Chiu Hsiao-Jung, Wang Hao-Ching, Chang Wen
Molecular and Cell Biology, Taiwan International Graduate Program, Academia Sinica and Graduate Institute of Life Sciences, National Defense Medical Center, Taipei, Taiwan.
Institute of Molecular Biology, Taipei, Taiwan.
J Virol. 2025 Aug 18:e0072325. doi: 10.1128/jvi.00723-25.
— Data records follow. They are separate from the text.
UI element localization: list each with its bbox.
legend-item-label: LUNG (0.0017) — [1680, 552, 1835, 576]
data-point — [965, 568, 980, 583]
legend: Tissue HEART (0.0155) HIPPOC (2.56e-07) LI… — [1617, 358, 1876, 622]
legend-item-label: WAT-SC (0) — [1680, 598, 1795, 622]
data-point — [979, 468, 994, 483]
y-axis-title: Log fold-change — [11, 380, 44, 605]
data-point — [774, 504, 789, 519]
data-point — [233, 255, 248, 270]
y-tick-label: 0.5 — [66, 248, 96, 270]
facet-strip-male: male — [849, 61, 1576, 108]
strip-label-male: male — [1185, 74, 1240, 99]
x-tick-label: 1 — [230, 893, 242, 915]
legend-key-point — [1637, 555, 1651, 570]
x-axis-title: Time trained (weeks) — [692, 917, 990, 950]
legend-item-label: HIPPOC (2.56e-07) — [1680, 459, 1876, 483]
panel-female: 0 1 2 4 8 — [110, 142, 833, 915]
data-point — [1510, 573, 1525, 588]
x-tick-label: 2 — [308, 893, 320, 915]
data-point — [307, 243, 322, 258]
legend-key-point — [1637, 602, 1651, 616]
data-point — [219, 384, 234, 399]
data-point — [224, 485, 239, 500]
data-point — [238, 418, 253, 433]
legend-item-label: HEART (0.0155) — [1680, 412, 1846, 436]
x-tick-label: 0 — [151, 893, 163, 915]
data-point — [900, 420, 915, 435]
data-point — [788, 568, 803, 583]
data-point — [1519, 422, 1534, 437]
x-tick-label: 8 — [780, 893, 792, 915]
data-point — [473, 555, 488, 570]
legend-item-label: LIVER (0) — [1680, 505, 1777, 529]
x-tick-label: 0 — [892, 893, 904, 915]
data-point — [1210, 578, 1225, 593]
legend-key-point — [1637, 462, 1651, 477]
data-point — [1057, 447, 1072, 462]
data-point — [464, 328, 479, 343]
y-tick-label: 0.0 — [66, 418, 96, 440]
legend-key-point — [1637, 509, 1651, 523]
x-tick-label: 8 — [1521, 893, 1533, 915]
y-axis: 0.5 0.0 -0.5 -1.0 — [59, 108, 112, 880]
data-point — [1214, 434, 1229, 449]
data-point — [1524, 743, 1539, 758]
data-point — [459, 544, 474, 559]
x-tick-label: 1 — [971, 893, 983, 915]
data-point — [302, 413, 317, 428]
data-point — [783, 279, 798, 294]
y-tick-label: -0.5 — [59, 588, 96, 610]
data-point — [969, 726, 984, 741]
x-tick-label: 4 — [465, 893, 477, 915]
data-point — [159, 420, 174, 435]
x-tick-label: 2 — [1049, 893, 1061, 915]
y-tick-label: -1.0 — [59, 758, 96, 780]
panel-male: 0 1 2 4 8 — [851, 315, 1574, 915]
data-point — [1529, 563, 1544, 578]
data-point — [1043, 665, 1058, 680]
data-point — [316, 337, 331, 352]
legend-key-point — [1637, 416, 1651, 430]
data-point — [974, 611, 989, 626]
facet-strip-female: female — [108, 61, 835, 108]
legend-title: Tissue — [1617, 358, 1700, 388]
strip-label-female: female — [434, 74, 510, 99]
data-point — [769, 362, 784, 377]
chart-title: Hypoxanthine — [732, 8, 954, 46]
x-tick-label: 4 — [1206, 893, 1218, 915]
Vaccinia virus, a prototypical poxvirus, utilizes a unique multi-protein entry fusion complex (EFC), comprising 11 components, to mediate membrane fusion during host cell entry. Although the crystal structure of a truncated form of the G9 protein has been determined, the functional relevance of its structural features remains poorly understood. In this study, we systematically analyzed 47 G9 mutants to identify critical functional residues. Using trans-complementation assays, co-immunoprecipitation, membrane fusion assays, and structural analysis, we identified nine key mutants, which were categorized into three functional groups. Group 1 mutants failed to interact with A16 and other EFC components, highlighting their essential roles in G9-A16 subcomplex formation. Group 2 and Group 3 mutants retained A16 binding but disrupted interactions with other EFC proteins, suggesting their roles in broader complex assembly. Notably, Group 3 mutants targeted a conserved P(R/Y)XCW motif and a loop structure shared among vaccinia G9, A16, and J5 proteins. A similar motif was also identified in G9 homologs from , suggesting an evolutionarily conserved fusion mechanism. Collectively, our findings demonstrated that G9 function requires multiple domains, including A16-binding interfaces and conserved motifs not resolved in previous protein structures. These results establish G9 as a central EFC component and underscore its potential as a target for antiviral development.IMPORTANCEUnderstanding how viruses enter host cells is critical for developing antiviral strategies. Vaccinia virus, a model poxvirus, uses a unique 11-protein entry fusion complex (EFC) to mediate membrane fusion, unlike other viruses that rely on a single fusion protein. In this study, we identified specific residues in the G9 protein that are critical for maintaining EFC function. Notably, we discovered a conserved P(R/Y)XCW motif within G9 that is also present in orthologs from both poxviruses and members of the phylum, suggesting an evolutionarily conserved mechanism of membrane fusion. These conserved structural elements can serve as potential targets for antiviral intervention against pathogenic poxvirus infections in humans.
痘苗病毒是一种典型的痘病毒,它利用一种独特的多蛋白进入融合复合体(EFC)(由11种成分组成)在宿主细胞进入过程中介导膜融合。尽管已确定了截短形式的G9蛋白的晶体结构,但其结构特征的功能相关性仍知之甚少。在本研究中,我们系统分析了47个G9突变体以鉴定关键功能残基。通过反式互补分析、免疫共沉淀、膜融合分析和结构分析,我们鉴定出9个关键突变体,它们被分为三个功能组。第1组突变体无法与A16及其他EFC成分相互作用,突出了它们在G9 - A16亚复合体形成中的重要作用。第2组和第3组突变体保留了与A16的结合,但破坏了与其他EFC蛋白的相互作用,表明它们在更广泛的复合体组装中的作用。值得注意的是,第3组突变体靶向一个保守的P(R/Y)XCW基序以及痘苗病毒G9、A16和J5蛋白共有的一个环结构。在来自[未提及的来源]的G9同源物中也鉴定出了类似的基序,表明存在一种进化上保守的融合机制。总体而言,我们的研究结果表明,G9功能需要多个结构域,包括A16结合界面和先前蛋白质结构中未解析的保守基序。这些结果确立了G9作为EFC的核心成分,并强调了其作为抗病毒开发靶点的潜力。
了解病毒如何进入宿主细胞对于制定抗病毒策略至关重要。痘苗病毒作为一种模型痘病毒,与其他依赖单一融合蛋白的病毒不同,它使用一种独特的由11种蛋白组成的进入融合复合体(EFC)来介导膜融合。在本研究中,我们鉴定出了G9蛋白中对于维持EFC功能至关重要的特定残基。值得注意的是,我们在G9中发现了一个保守的P(R/Y)XCW基序,该基序在痘病毒和[未提及的门类]成员的直系同源物中也存在,这表明存在一种进化上保守的膜融合机制。这些保守的结构元件可作为针对人类致病性痘病毒感染的抗病毒干预的潜在靶点。